An unmarried father has few legal rights with regard to his children unless he has a legally binding Parental Responsibility Agreement or a Parental Responsibility Order. He does have the right to make applications for contact etc. through the court.
“Married or not, you do not have any rights to your child, you have responsibilities. Your child has the right to grow up with the love and care of both parents. It is your responsibility to protect the rights of your child”.
An unmarried father who jointly signs the birth register with the mother from 1st December 2003 now has Parental Responsibility. This does not apply to children born before the legislation was passed, although it is a common misconception.
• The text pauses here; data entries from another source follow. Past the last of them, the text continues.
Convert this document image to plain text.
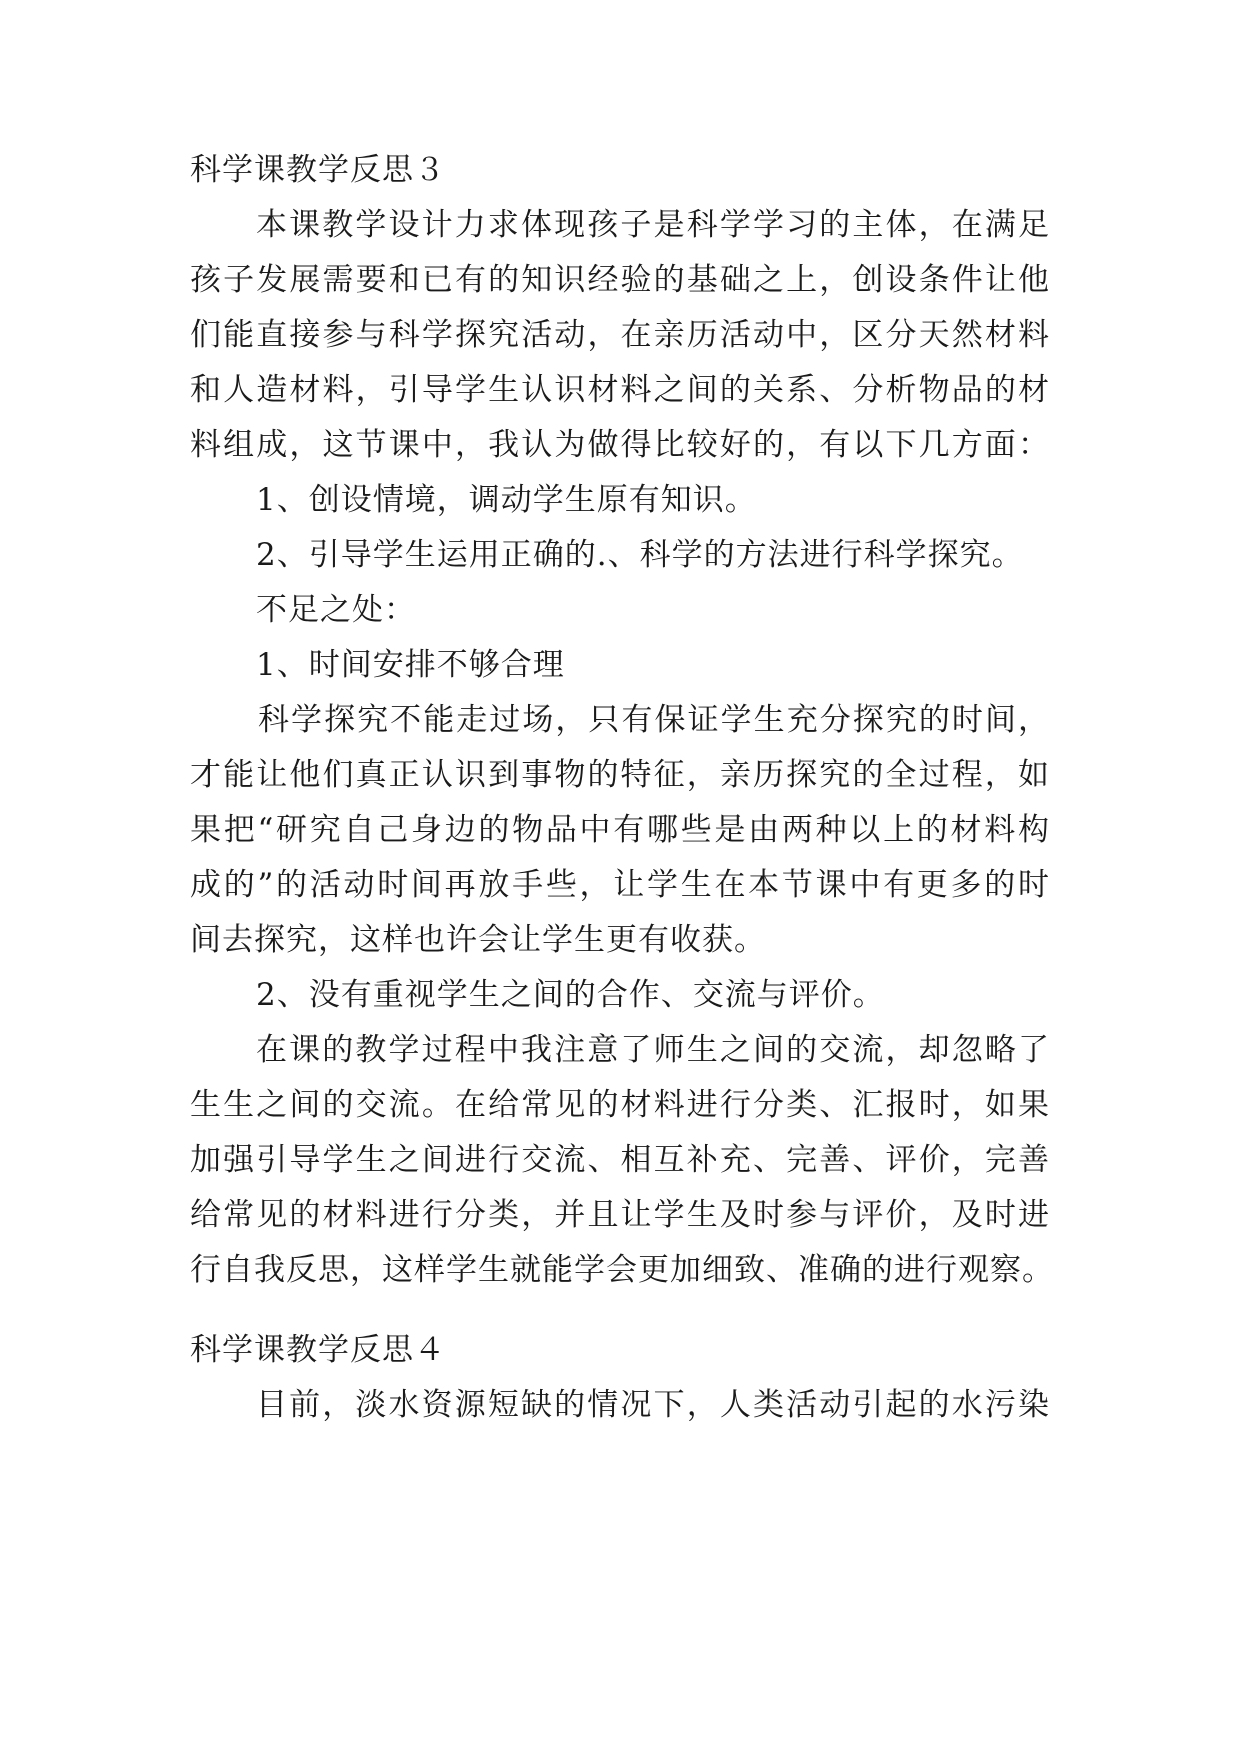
科学课教学反思３
本课教学设计力求体现孩子是科学学习的主体，在满足
孩子发展需要和已有的知识经验的基础之上，创设条件让他
们能直接参与科学探究活动，在亲历活动中，区分天然材料
和人造材料，引导学生认识材料之间的关系、分析物品的材
料组成，这节课中，我认为做得比较好的，有以下几方面：
1、创设情境，调动学生原有知识。
2、引导学生运用正确的.、科学的方法进行科学探究。
不足之处：
1、时间安排不够合理
科学探究不能走过场，只有保证学生充分探究的时间，
才能让他们真正认识到事物的特征，亲历探究的全过程，如
果把“研究自己身边的物品中有哪些是由两种以上的材料构
成的”的活动时间再放手些，让学生在本节课中有更多的时
间去探究，这样也许会让学生更有收获。
2、没有重视学生之间的合作、交流与评价。
在课的教学过程中我注意了师生之间的交流，却忽略了
生生之间的交流。在给常见的材料进行分类、汇报时，如果
加强引导学生之间进行交流、相互补充、完善、评价，完善
给常见的材料进行分类，并且让学生及时参与评价，及时进
行自我反思，这样学生就能学会更加细致、准确的进行观察。
科学课教学反思４
目前，淡水资源短缺的情况下，人类活动引起的水污染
An unmarried father without Parental Responsibility has no right to act on the child’s behalf (except in emergency) or to be consulted over which school the child attends, which religion, if any, (s)he is brought up in, what medical treatment (s)he receives, what name (s)he is known by, or whether (s)he is put up for adoption. An unmarried father cannot get a passport for the child or access official documents or school/medical records. He remains liable to pay the Child Support Agency on demand and may have money deducted from his wages.
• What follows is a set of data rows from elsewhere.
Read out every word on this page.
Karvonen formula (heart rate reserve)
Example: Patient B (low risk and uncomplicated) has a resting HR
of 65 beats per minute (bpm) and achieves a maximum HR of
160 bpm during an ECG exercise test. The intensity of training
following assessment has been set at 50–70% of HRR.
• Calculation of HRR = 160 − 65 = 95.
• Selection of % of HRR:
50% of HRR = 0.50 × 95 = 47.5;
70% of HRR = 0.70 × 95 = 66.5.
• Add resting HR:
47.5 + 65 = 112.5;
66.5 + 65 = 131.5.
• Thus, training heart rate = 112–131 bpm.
What is parental responsibility?
All mothers and most fathers have legal rights and responsibilities as a parent – known as ‘parental responsibility’.
If you have parental responsibility, your most important roles are to:
provide a home for the child
protect and maintain the child
If you have parental responsibility for a child you don’t live with, you don’t necessarily have a right to contact with them – but the other parent still needs to keep you updated about their well-being and progress.
You’re also responsible for:
disciplining the child
choosing and providing for the child’s education
agreeing to the child’s medical treatment
naming the child and agreeing to any change of name
looking after the child’s property
Parents have to ensure that their child is supported financially, whether they have parental responsibility or not.